While current multimodal large language models (MLLMs) achieve strong performance on standard benchmarks, their visual-language grounding capabilities—particularly in handling ambiguous references, spatial relations, and unlocalizable queries—remain poorly characterized and likely far from human-level proficiency. Method: We introduce GroundingME, the first four-dimensional fine-grained grounding benchmark, evaluating discriminative grounding, spatial relation understanding, constrained-condition grounding, and rejection of unlocalizable queries. We further propose test-time reasoning path re-ranking and rejection-aware data-mixing fine-tuning. Contribution/Results: GroundingME reveals that state-of-the-art MLLMs achieve only 45.1% average grounding accuracy and near-zero rejection capability (0%). Our methods improve complex grounding performance by 2.9% and achieve 27.9% rejection accuracy. The benchmark is constructed via automated generation followed by rigorous human verification, ensuring reproducibility and high evaluation fidelity.

Visual grounding, localizing objects from natural language descriptions, represents a critical bridge between language and vision understanding.
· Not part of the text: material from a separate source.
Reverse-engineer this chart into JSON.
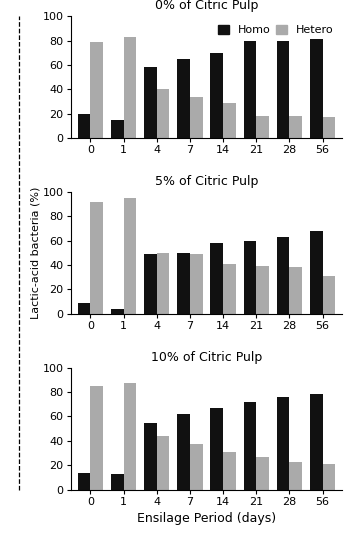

While multimodal large language models (MLLMs) achieve impressive scores on existing benchmarks, a fundamental question remains: can MLLMs truly ground language in vision with human-like sophistication, or are they merely pattern-matching on simplified datasets? Current benchmarks fail to capture real-world complexity where humans effortlessly navigate ambiguous references and recognize when grounding is impossible. To rigorously assess MLLMs' true capabilities, we introduce GroundingME, a benchmark that systematically challenges models across four critical dimensions: (1) Discriminative, distinguishing highly similar objects, (2) Spatial, understanding complex relational descriptions, (3) Limited, handling occlusions or tiny objects, and (4) Rejection, recognizing ungroundable queries. Through careful curation combining automated generation with human verification, we create 1,005 challenging examples mirroring real-world complexity. Evaluating 25 state-of-the-art MLLMs reveals a profound capability gap: the best model achieves only 45.1% accuracy, while most score 0% on rejection tasks, reflexively hallucinating objects rather than acknowledging their absence, raising critical safety concerns for deployment. We explore two strategies for improvements: (1) test-time scaling selects optimal response by thinking trajectory to improve complex grounding by up to 2.9%, and (2) data-mixture training teaches models to recognize ungroundable queries, boosting rejection accuracy from 0% to 27.9%. GroundingME thus serves as both a diagnostic tool revealing current limitations in MLLMs and a roadmap toward human-level visual grounding.